As long as users can provide proof of loss showing that they were a part of the exploit, their losses are automatically covered via smart contracts. FairSide continuously grows its list of covered events. Each newly added event is also added to all existing users as well.

Shared loss

FairSide leverages its unique protocol called Network Staking, which refers to the ability to stake the entire network in just one staking function.
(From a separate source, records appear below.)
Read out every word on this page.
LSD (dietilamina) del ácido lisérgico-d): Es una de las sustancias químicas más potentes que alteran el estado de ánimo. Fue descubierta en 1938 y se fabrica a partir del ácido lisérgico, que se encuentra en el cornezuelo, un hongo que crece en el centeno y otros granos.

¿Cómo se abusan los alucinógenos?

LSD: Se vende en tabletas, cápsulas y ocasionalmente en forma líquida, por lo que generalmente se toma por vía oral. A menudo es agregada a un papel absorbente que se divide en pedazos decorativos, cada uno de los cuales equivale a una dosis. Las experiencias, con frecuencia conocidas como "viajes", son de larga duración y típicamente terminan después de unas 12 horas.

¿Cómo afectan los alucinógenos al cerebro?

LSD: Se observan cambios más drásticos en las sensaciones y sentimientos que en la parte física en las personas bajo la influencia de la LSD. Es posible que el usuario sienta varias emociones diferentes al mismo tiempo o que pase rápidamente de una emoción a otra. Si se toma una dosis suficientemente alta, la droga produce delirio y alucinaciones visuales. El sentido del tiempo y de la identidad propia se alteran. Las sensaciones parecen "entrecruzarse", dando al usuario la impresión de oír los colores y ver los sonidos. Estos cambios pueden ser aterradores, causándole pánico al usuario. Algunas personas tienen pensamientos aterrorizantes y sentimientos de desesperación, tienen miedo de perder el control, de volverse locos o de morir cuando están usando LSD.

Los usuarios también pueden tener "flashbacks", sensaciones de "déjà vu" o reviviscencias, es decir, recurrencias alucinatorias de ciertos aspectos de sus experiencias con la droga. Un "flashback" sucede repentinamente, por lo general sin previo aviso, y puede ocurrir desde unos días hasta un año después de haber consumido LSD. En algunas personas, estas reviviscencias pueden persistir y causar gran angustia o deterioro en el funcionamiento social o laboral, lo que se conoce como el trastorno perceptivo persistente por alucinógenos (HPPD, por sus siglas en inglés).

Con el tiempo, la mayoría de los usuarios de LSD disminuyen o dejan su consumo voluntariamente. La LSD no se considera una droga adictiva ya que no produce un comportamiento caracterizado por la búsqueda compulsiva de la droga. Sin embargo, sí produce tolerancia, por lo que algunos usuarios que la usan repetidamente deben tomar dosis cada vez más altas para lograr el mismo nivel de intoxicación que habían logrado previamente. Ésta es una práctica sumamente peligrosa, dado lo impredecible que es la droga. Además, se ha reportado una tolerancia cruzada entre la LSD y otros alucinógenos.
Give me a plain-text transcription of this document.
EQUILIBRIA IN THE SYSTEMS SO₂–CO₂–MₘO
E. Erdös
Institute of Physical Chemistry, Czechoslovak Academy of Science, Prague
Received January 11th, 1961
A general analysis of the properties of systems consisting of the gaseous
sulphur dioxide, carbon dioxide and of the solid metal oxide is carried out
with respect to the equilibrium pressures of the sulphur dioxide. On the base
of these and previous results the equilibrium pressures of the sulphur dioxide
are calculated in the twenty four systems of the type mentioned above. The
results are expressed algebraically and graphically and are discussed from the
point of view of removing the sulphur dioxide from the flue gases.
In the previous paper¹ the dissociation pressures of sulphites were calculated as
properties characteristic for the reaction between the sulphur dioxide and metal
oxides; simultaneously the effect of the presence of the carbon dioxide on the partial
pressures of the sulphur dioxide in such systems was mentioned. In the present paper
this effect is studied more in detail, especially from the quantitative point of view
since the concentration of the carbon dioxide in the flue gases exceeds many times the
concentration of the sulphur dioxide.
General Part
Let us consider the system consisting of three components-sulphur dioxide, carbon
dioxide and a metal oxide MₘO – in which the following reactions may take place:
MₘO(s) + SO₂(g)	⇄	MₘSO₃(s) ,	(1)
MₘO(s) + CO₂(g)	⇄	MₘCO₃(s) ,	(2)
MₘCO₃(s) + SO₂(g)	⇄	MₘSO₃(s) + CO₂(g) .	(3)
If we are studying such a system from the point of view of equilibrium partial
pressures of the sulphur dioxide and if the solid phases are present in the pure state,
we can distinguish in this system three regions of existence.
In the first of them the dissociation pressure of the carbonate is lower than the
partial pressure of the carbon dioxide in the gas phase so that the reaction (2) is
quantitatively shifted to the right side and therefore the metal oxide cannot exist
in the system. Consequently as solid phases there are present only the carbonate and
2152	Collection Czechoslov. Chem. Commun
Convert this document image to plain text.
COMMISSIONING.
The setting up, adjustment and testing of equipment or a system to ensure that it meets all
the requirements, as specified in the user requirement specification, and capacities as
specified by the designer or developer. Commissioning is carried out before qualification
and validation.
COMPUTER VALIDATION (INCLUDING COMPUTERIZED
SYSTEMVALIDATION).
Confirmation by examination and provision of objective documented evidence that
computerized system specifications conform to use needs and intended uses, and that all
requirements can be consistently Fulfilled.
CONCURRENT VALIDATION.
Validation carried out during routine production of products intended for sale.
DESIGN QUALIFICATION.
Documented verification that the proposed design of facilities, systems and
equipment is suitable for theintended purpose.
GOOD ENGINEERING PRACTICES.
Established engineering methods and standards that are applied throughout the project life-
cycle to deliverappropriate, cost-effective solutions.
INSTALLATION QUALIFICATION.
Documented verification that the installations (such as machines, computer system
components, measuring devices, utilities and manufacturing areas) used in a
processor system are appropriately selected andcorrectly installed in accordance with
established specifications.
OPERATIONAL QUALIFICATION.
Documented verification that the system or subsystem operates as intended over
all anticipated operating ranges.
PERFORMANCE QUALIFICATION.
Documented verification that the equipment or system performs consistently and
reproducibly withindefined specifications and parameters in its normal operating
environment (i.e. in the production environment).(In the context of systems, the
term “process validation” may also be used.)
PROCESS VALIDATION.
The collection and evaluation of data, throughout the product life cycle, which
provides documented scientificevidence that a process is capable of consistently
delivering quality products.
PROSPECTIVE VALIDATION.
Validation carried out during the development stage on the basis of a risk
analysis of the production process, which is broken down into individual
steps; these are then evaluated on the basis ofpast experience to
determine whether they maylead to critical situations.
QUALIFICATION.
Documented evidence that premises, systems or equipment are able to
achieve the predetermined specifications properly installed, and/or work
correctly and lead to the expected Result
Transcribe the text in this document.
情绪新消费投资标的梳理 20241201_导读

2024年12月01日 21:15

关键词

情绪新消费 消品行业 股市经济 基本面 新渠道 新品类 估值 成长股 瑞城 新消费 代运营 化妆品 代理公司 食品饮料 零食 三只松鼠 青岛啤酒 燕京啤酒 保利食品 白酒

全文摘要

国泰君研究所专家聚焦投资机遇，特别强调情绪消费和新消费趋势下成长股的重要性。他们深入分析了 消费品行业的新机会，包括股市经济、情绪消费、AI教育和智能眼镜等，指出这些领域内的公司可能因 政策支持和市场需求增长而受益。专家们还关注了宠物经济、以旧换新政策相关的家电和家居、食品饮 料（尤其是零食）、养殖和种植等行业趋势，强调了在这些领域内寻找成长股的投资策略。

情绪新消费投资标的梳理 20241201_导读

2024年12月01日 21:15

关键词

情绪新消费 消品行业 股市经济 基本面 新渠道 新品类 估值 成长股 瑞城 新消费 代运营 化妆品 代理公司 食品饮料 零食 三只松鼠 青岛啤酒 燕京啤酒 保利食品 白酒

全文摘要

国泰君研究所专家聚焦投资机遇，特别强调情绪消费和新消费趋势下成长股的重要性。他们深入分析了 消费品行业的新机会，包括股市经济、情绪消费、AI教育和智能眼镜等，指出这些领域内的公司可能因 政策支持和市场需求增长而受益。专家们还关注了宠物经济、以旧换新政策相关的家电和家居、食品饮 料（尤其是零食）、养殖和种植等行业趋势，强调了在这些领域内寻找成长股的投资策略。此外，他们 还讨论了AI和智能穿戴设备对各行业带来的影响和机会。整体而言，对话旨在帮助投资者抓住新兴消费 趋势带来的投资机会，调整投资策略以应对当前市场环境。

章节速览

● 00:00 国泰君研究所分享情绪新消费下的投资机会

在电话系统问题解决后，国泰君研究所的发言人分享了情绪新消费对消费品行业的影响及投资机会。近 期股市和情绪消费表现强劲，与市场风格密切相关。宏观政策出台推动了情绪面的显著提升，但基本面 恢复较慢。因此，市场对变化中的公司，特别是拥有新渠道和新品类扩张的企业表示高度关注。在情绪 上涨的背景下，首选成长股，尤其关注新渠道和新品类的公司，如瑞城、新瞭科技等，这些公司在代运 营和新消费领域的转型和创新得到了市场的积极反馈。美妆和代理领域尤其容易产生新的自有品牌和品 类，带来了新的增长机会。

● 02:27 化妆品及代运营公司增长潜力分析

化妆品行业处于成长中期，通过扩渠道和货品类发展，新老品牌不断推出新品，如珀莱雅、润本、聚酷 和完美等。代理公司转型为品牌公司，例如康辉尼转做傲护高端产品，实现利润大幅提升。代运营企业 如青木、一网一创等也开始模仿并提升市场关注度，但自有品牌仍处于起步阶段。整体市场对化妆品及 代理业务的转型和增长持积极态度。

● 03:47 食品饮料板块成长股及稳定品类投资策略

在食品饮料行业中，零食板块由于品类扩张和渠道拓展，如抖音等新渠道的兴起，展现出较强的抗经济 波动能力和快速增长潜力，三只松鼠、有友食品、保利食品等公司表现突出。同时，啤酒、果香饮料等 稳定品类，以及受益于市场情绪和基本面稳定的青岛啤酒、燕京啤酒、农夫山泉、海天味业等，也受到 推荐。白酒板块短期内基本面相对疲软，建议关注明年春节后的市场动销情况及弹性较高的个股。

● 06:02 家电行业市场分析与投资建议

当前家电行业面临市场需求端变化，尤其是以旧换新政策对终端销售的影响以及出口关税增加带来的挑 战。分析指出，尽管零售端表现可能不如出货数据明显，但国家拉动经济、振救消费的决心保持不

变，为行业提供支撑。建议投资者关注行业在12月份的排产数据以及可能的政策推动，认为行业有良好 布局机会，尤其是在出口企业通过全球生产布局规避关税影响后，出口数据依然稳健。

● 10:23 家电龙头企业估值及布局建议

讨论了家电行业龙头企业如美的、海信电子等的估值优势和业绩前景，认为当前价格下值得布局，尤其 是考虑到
User binds their coins to FairSide’s capital pool, and they mint FSD, the protocol’s native token.

The FSD token behaves as a synthetic to the capital pool, and the price changes algorithmically based on the market conditions to keep the balances. FairSide’s website describes this function and states:

“Network Staking diversifies the risk by spreading it across the entire network. Since there is no correlation to a specific project, paid claims produce fractional, non-permanent losses to stakeholders.”

FairSide is keen on expanding its protocol beyond DeFi and crypto. Brown said that the team was aware of the high number of use cases that could leverage their protocol, and FairSide is looking to put them into practice one by one in the future.